Epileptic seizure activity in preterm infants can be identified in the same way as in full term infants. Epileptic seizure activity, often without clinical symptoms, is very common in the aEEG during development of intracerebral haemorrhages.37,38 Although not studied, it is our impression that epileptic seizure activity in preterm infants may be more difficult to assess, as it may be fragmentary, and status epilepticus with the typical saw tooth pattern is rarely seen. The new aEEG monitors, including display of the raw EEG, will contribute to more accurate diagnosis of seizure activity in preterm infants (fig 6).

Figure 6

 Preterm infant, born at 25 weeks gestation with intraventricular haemorrhage grade 4 on ultrasound. The infant is mechanically ventilated and sedated with a continuous infusion of morphine. The amplitude integrated electroencephalographic (aEEG) recording has a duration of six hours and shows discontinuous background activity (burst suppression) without cyclical changes. A short seizure develops after 3.5 hours of recording, and can be seen in the aEEG as an abrupt and transient rise in the lower level of the trace. Below is 60 seconds of the raw EEG at the start of the seizure, corresponding to the shaded vertical line in the aEEG (NicoletOne; Vyasis).

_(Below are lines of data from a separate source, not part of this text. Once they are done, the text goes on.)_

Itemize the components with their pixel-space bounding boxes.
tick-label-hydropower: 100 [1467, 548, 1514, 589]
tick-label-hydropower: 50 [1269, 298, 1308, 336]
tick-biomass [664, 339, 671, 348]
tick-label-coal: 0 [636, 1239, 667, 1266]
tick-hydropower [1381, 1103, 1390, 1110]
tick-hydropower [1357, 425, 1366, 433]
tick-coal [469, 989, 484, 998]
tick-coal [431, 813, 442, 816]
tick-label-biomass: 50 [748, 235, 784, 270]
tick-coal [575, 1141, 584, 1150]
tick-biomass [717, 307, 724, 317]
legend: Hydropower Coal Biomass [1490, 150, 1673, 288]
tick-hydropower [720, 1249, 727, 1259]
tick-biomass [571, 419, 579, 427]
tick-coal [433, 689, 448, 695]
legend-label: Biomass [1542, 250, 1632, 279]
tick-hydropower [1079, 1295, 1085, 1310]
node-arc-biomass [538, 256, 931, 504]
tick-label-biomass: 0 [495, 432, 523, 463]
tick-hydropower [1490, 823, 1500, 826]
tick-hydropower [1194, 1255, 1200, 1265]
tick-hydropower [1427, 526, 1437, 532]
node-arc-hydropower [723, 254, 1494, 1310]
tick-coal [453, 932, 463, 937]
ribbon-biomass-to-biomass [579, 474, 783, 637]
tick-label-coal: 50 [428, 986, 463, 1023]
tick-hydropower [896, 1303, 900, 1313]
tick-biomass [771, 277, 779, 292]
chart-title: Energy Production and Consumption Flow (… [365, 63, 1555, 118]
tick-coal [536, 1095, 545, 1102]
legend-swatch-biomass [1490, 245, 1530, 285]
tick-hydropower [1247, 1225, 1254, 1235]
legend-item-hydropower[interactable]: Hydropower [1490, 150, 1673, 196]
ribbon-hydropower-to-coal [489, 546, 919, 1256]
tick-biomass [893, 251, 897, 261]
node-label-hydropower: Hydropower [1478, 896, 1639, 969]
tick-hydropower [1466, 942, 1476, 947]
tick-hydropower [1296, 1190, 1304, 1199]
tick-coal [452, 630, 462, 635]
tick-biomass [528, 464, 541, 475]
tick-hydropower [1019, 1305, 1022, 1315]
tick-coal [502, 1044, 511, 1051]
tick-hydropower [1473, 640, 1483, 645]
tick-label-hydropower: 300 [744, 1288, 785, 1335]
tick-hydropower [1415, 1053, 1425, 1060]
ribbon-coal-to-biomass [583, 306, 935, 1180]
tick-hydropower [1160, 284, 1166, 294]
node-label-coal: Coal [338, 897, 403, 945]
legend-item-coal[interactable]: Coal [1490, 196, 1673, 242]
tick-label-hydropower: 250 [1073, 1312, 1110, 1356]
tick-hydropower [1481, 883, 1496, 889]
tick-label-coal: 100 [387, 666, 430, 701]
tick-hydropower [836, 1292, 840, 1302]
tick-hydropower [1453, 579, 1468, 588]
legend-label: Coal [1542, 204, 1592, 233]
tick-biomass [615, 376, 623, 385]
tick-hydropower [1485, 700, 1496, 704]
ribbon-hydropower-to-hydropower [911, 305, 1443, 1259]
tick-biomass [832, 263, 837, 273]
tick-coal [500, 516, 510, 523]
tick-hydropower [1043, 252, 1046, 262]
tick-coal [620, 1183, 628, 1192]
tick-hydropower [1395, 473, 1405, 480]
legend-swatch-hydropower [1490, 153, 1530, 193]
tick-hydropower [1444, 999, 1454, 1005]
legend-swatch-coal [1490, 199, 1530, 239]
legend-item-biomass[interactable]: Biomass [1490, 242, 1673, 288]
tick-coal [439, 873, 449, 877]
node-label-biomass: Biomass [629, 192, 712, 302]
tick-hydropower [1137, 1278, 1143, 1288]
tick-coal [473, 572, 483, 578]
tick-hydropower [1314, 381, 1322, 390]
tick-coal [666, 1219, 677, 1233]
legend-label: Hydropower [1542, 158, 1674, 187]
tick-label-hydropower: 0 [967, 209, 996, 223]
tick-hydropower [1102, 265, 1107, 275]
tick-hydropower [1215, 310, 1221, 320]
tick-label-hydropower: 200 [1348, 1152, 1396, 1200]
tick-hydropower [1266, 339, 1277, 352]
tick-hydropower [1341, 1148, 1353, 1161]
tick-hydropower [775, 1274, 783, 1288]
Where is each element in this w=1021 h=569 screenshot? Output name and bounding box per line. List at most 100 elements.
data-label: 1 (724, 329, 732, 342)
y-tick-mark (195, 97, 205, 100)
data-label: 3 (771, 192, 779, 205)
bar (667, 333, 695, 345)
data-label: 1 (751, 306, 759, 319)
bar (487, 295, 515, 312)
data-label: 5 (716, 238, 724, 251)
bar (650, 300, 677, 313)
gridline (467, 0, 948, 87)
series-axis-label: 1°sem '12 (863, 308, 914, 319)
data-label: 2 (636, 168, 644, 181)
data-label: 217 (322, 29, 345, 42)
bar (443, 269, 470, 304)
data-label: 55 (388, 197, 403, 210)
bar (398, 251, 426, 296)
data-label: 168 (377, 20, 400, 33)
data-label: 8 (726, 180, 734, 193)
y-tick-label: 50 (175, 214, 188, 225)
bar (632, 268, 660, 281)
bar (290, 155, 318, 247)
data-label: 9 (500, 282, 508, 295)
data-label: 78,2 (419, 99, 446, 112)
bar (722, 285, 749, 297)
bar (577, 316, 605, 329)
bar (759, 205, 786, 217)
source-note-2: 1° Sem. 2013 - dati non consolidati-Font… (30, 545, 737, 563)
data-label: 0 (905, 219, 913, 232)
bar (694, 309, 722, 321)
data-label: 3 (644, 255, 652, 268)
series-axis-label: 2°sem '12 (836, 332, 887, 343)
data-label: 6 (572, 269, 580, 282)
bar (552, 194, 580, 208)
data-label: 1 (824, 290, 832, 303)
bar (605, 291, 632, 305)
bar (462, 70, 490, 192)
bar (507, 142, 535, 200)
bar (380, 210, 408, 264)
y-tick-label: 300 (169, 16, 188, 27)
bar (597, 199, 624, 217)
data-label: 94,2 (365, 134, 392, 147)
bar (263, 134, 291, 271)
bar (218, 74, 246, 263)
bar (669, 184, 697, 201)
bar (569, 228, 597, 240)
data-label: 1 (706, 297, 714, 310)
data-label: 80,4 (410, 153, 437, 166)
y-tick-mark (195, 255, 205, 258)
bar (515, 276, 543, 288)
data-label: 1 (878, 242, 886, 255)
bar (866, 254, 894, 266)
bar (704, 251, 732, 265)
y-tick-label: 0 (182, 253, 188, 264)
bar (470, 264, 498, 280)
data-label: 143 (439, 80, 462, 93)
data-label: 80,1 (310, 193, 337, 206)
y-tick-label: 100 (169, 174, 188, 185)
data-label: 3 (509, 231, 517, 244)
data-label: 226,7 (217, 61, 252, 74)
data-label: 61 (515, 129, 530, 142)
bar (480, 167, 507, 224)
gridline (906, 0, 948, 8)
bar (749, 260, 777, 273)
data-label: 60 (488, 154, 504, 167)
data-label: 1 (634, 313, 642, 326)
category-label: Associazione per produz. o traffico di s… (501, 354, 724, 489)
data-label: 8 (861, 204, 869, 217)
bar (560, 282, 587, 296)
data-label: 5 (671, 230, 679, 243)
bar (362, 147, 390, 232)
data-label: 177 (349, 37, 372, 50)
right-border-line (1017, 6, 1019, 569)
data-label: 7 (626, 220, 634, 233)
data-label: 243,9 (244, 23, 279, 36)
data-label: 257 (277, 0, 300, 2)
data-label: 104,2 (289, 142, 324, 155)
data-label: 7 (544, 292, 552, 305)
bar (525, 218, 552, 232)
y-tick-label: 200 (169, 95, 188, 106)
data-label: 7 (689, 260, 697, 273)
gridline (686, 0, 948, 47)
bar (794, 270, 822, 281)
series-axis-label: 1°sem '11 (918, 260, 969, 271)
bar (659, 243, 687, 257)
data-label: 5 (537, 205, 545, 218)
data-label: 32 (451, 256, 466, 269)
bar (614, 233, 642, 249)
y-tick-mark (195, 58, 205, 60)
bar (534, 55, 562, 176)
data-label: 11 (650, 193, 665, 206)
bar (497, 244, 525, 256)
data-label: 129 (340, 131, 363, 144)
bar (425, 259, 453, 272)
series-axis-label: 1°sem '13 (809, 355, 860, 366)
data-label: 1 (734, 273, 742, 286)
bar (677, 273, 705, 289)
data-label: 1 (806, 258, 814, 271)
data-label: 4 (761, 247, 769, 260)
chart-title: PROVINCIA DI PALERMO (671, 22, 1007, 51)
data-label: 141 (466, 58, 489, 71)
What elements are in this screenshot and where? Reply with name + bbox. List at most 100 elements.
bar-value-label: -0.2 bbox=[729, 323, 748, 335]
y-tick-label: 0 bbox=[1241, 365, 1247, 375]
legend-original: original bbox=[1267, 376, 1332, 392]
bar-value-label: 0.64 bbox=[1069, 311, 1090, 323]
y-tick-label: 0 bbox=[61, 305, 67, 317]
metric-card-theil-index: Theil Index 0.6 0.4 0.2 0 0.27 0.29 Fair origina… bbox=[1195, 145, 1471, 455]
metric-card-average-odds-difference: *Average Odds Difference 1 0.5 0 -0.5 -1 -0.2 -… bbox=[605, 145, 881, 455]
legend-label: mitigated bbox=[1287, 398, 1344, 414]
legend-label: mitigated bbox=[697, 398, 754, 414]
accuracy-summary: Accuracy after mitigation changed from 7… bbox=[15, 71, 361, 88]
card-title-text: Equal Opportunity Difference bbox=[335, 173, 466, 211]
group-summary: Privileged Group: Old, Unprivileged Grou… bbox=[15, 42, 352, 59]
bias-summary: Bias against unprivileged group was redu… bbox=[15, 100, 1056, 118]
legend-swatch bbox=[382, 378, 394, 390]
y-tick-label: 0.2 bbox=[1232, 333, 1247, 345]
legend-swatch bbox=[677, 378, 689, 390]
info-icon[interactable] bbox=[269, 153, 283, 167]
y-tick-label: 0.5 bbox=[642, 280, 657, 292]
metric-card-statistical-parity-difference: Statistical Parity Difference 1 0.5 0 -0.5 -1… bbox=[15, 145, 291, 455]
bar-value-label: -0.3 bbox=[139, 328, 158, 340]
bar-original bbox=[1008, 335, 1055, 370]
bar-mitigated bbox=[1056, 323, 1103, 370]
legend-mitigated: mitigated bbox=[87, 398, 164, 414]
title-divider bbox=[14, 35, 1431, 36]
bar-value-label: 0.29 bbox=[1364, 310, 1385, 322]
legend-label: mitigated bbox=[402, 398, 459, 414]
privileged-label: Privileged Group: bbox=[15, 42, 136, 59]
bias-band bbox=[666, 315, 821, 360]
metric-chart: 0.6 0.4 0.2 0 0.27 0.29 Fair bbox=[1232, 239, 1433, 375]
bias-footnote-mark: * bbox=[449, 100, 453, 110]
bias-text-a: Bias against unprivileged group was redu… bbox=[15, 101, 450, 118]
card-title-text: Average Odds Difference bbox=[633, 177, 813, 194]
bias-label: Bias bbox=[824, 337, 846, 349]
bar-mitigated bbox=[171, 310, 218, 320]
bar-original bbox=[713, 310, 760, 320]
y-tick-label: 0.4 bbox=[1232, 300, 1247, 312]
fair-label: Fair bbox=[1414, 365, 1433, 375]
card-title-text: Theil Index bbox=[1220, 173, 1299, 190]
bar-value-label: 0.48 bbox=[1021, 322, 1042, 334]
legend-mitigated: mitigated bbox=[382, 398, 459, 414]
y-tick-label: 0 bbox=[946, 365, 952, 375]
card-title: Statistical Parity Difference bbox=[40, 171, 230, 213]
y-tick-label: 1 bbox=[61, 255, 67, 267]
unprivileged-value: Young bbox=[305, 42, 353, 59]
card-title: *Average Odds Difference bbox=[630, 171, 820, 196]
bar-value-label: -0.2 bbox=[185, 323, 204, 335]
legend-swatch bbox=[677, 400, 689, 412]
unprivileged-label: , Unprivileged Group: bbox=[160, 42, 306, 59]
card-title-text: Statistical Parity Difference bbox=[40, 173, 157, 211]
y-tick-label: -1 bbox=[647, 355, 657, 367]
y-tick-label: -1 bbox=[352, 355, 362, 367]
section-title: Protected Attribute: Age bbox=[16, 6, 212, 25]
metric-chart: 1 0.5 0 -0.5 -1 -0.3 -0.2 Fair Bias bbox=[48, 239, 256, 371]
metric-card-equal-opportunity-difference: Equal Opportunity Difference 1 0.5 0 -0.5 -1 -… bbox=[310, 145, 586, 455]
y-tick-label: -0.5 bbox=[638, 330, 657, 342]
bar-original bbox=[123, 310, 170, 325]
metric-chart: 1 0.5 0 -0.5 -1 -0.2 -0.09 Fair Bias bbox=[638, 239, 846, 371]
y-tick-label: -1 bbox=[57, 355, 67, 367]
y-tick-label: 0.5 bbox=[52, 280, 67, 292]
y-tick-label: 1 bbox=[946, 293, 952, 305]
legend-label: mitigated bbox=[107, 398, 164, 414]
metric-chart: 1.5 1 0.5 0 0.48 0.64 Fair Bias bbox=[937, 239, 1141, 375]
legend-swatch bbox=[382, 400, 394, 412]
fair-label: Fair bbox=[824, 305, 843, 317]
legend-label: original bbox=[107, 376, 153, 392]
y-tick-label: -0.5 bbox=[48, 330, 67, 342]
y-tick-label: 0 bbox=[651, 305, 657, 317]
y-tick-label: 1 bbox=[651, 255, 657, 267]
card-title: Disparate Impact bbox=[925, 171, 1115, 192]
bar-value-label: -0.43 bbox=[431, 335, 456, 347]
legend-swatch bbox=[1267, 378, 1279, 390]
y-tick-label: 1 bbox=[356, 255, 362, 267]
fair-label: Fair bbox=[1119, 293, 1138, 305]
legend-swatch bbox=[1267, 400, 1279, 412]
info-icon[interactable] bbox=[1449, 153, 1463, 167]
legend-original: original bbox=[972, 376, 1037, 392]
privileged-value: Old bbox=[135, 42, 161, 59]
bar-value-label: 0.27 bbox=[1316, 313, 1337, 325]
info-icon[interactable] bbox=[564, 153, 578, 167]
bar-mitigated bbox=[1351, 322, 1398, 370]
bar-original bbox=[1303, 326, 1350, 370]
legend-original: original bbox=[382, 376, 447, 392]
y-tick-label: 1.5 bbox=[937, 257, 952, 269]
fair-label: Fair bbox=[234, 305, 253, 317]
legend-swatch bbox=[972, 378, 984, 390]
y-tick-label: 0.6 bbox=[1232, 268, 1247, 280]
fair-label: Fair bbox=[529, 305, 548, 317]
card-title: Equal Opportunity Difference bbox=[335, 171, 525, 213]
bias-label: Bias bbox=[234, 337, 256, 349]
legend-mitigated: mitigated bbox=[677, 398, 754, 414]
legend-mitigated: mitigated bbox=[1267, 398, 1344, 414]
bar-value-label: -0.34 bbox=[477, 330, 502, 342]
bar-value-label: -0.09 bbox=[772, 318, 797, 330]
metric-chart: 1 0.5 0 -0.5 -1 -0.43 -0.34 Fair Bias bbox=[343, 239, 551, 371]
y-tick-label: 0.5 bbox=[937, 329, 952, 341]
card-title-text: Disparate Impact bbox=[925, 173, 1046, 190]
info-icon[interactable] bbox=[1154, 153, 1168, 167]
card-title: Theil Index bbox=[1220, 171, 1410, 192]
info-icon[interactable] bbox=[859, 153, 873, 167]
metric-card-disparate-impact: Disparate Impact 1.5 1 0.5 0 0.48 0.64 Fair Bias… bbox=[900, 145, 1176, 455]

A cyclical pattern including periods with more continuous activity can be seen in aEEG of stable preterm infants. From around 32 weeks gestation, it is clear that this represents sleep-wake cycling.40 Periods with discontinuous activity represent quiet sleep. Wakefulness and active sleep are represented by periods with continuous activity and cannot be distinguished in the aEEG without simultaneous observation of the infant. A recent study on aEEG scoring in infants from 24 to 39 weeks gestation showed that development of a cyclical pattern in preterm infants is closely related to increasing postconceptional age.14 The aEEG has been used for quantifying quiet sleep in preterm infants when evaluating care procedures such as incubator covers and developmental care.41,42 Early presence of sleep-wake cycling in the aEEG was also associated with better outcome in infants with large haemorrhages.39


Experience with continuous aEEG is increasing, and many neonatal intensive care units would now find it hard to treat a full term infant with HIE without having access to this equipment. The use of this continuous monitoring device has also raised a number of questions. With longer recordings, it has become easier to see that neonatal seizures are difficult to control with commonly used anti-epileptic drugs.43 Other drugs such as lidocaine and midazolam have been introduced and need to be assessed further.44–,47 The anti-epileptic effect of these drugs can only be seen with the use of continuous aEEG monitoring. Using a continuous monitor, we have become aware that subclinical seizures are very common. There are now some data to support the view that repeated seizures may have an adverse effect on the developing human brain and even that the severity of seizures in newborns with perinatal asphyxia is independently associated with brain injury.4,5,48,49 Although the presence of brief rhythmical discharges was shown to be associated with an adverse outcome,49 there is as yet no real evidence that subclinical seizures are harmful to the neonatal brain. Concerns have also been expressed about the apoptotic neurodegenerative effect of anti-epileptic drugs in the developing rat brain at plasma concentrations relevant for seizure control in humans.50 The first randomised study of treatment of subclinical seizures (SuSeQue) has just started, with 10 neonatal units participating in the Netherlands and Belgium.

aEEG is also useful in the high risk preterm infant even though this has not yet been evaluated as extensively as in the full term infant. It is most likely that aEEG will soon be part of the routine care in the neonatal unit and some of the larger district general hospitals, and one would hope and expect that some of the questions raised by using this device will be answered in the not too distant future.


We are especially grateful to Ingmar Rosén, Ann-Cathrine Berg, Kees van Huffelen, and Mona Toet for good collaboration and continuous support in the work with aEEG. We also thank Ted Weiler (Olympic Medical Systems) for valuable comments on the manuscript and Lars Johan Ahnlide (Cephalon) for technical support.